DOI: 10.1615/CritRevTherDrugCarrierSyst.v21.i1.20
46 pages

Drug Delivery to the Nasal Cavity: In Vitro and In Vivo Assessment

Stephen P. Newman
Pharmaceutical Profiles Ltd., Mere Way, Ruddington Fıelds, Nottingham NG11 6JS, UK
Gary R. Pitcairn
Pharmaceutical Profiles Ltd., Nottingham, UK
Richard N. Dalby
University of Maryland School of Pharmacy, Baltimore, Maryland, USA


Drugs are given intranasally for both local and systemic applications, and the use of the intranasal route is predicted to rise dramatically in the next 10 years. Nasal drug delivery may be assessed by a variety of means, but high reliance is often placed upon in vitro testing methodology (emitted dose, droplet or particle size distribution, spray pattern, and plume geometry). Spray pattern and plume geometry define the shape of the expanding aerosol cloud, while droplet size determines the likelihood of deposition within the nasal cavity by inertial impaction. Current FDA guidance recommends these methods as a means of documenting bioavailability (BA) and bioequivalence (BE) for topically acting solution formulations, because they can be performed reproducibly and are more discriminating among products. Nasal drug delivery in vivo may be determined by several radionuclide imaging methods: the two-dimensional imaging technique of gamma scintigraphy has been used most widely, but the three-dimensional method of positron emission tomography (PET) is being used increasingly often.

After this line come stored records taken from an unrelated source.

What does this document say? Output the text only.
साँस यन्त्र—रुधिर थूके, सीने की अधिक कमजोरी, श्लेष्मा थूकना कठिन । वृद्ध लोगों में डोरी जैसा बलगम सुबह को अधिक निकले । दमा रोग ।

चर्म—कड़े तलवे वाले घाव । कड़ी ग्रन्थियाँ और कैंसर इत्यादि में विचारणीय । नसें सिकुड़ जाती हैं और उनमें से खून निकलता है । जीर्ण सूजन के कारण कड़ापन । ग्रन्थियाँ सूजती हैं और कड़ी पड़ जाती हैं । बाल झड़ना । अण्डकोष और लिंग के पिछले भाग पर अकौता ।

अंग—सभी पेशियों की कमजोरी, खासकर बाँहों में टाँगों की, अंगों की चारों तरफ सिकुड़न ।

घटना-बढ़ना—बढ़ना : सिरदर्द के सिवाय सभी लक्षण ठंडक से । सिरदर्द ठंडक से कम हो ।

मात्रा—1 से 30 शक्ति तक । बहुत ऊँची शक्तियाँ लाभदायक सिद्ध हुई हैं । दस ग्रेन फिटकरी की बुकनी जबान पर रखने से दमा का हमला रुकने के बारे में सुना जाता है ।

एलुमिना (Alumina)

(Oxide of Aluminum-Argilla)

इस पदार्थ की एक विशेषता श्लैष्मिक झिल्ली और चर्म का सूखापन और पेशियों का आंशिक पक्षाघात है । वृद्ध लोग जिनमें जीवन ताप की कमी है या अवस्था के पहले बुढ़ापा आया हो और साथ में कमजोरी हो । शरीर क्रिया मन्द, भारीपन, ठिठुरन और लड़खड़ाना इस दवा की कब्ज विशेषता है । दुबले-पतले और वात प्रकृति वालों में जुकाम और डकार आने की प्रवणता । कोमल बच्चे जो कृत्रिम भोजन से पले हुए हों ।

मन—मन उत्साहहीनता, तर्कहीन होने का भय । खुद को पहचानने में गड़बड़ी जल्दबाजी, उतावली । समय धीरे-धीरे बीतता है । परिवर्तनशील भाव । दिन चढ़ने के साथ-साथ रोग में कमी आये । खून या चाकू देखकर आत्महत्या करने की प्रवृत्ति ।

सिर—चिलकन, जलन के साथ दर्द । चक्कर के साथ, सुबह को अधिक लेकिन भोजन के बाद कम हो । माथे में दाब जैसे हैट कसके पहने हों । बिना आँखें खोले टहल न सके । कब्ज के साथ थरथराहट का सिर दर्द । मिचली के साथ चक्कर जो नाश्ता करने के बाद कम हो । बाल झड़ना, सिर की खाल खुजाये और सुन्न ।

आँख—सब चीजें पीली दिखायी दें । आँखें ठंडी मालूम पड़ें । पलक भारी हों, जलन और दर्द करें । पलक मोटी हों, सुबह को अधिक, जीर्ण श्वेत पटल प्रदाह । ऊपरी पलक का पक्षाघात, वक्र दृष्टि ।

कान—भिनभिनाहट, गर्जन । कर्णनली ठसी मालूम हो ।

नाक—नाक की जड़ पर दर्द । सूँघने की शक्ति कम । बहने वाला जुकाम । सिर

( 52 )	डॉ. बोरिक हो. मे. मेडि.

In some situations a good in vitro/in vivo correlation (IVIVC) exists; for instance, negligible penetration into the lungs has been demonstrated in the case of nasal pump sprays delivering large droplets, while a clear difference may be shown in intranasal deposition between two aerosols with markedly different size distributions. However, recent studies have shown a poorer IVIVC for two similar nasal pump sprays, where significant differences in in vitro parameters were not reflected in differences in nasal deposition in vivo. It is suggested that radionuclide imaging data may have an important role to play as an adjunct to in vitro testing in BA and BE assessments and may provide a clearer understanding of the changes in in vitro parameters that are important for predicting differences in in vivo performance.